Posted on 20 April 2017
Many congratulations to Alasia Nuti, who is the first recipient of the prestigious new Elizabeth Wiskemann Dissertation Prize for the Study of Inequality and Social Justice, awarded by the Political Studies Association of Great Britain and Northern Ireland. The Prize was established in honour of Elizabeth Wiskemann, one of the first woman Professors in the UK. It recognises and encourages research on multiple dimensions of social inequality and their intersection, and strategies for addressing these inequalities and promoting social justice.
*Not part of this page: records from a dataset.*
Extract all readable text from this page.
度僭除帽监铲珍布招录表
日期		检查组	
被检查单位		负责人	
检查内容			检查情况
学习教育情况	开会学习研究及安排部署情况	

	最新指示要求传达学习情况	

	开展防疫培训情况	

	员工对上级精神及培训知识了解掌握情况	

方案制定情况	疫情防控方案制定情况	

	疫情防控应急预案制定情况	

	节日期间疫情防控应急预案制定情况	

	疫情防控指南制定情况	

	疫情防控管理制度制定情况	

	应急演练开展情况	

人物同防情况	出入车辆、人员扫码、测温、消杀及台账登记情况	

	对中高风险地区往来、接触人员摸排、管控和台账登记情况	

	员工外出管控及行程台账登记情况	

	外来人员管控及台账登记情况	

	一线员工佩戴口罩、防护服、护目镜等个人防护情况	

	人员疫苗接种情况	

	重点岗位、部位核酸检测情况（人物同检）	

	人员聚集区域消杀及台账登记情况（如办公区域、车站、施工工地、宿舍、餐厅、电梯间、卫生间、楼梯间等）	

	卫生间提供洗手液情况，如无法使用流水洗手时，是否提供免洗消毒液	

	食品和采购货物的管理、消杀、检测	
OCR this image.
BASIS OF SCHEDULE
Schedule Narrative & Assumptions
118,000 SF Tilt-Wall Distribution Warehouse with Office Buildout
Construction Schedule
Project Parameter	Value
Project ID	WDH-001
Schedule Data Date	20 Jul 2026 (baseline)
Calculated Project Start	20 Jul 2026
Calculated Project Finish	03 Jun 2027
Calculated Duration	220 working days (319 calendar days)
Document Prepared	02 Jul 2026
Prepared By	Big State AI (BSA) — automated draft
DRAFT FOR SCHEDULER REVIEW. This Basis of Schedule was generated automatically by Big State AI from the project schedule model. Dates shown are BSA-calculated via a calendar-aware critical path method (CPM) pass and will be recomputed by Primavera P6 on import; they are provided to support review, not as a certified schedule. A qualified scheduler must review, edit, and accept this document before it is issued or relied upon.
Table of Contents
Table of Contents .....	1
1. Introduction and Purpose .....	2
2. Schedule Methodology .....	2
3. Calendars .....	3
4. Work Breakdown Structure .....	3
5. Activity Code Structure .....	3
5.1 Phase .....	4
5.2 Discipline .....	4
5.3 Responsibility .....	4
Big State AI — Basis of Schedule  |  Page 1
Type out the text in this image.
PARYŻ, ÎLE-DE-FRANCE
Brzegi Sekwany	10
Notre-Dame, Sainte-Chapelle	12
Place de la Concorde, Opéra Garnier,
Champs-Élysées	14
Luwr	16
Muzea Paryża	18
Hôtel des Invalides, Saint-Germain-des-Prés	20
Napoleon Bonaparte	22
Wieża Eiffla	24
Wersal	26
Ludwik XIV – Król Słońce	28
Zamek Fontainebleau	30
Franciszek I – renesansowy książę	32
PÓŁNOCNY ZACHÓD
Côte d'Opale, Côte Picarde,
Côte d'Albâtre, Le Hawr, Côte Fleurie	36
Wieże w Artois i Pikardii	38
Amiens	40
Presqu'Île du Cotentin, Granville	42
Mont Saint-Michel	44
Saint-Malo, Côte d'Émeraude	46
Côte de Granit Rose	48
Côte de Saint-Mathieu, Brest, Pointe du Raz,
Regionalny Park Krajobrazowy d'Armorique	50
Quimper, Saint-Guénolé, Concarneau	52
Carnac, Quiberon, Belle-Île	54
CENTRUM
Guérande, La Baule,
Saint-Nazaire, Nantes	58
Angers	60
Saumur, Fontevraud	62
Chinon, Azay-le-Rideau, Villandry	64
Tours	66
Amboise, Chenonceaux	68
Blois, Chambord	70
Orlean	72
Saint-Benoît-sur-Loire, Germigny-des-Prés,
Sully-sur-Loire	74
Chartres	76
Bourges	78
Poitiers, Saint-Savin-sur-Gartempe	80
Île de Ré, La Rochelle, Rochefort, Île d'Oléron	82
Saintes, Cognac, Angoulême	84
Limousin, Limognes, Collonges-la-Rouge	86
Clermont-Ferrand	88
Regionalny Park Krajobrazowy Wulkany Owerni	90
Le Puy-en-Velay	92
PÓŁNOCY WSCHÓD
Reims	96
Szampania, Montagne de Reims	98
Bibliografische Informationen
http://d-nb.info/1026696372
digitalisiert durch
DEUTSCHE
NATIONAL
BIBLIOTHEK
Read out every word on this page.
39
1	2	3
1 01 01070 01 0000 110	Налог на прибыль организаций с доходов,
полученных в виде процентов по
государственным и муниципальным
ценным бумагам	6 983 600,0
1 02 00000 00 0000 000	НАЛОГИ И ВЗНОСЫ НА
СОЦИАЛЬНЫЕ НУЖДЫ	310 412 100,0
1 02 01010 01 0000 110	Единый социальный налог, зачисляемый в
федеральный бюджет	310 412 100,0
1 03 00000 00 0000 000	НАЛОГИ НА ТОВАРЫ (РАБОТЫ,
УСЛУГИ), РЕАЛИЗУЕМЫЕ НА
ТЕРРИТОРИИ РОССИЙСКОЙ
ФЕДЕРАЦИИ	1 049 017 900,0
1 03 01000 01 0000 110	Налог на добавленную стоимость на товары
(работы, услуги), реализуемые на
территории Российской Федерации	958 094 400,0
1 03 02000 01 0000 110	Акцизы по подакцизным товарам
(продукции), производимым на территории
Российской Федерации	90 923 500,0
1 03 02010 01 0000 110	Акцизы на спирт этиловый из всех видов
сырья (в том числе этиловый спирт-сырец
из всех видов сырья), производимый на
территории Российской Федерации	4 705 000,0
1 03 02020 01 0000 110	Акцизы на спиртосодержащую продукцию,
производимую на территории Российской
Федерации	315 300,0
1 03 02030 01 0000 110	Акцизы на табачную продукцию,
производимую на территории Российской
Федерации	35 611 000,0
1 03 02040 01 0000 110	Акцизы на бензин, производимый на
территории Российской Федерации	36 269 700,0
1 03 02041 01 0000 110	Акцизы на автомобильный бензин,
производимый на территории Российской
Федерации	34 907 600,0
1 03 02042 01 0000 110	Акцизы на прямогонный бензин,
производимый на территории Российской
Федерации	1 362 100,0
Elizabeth Wiskemann (1899-1971) was one of the first woman professors in the UK, holding the Montague Burton Chair of International Relations at the University of Edinburgh from 1958 to 1961. Prior to her academic career, she worked as a political journalist in Berlin for the New Statesman. She warned of the dangers of Nazism and, after being expelled by the Gestapo in 1937, continued to gather intelligence from Germany and occupied Europe. She was appointed to the Edinburgh Chair in 1958, where she continued to publish on German and Italian politics and did much to boost the profile of the profession by inviting national and international experts to lead discussion groups on the issues of the day. Her later work shifted to focus on developments in post-colonial Africa.
Alasia’s dissertation, ‘Historical Structural Injustice: On the Normative Significance of the Unjust Past’, was undertaken at the University of Cambridge, under the supervision of Duncan Bell and Duncan Kelly. She was awarded her PhD in January 2016. The dissertation seeks to develop a normative framework which enables us to understand which past injustices are still normatively significant today in considerations of justice, and why that is so. A book arising out of the dissertation will be published by Cambridge University Press.
Alasia was awarded the Elizabeth Wiskemann Prize at the 67th Annual PSA International Conference held in Glasgow from 10-12 April.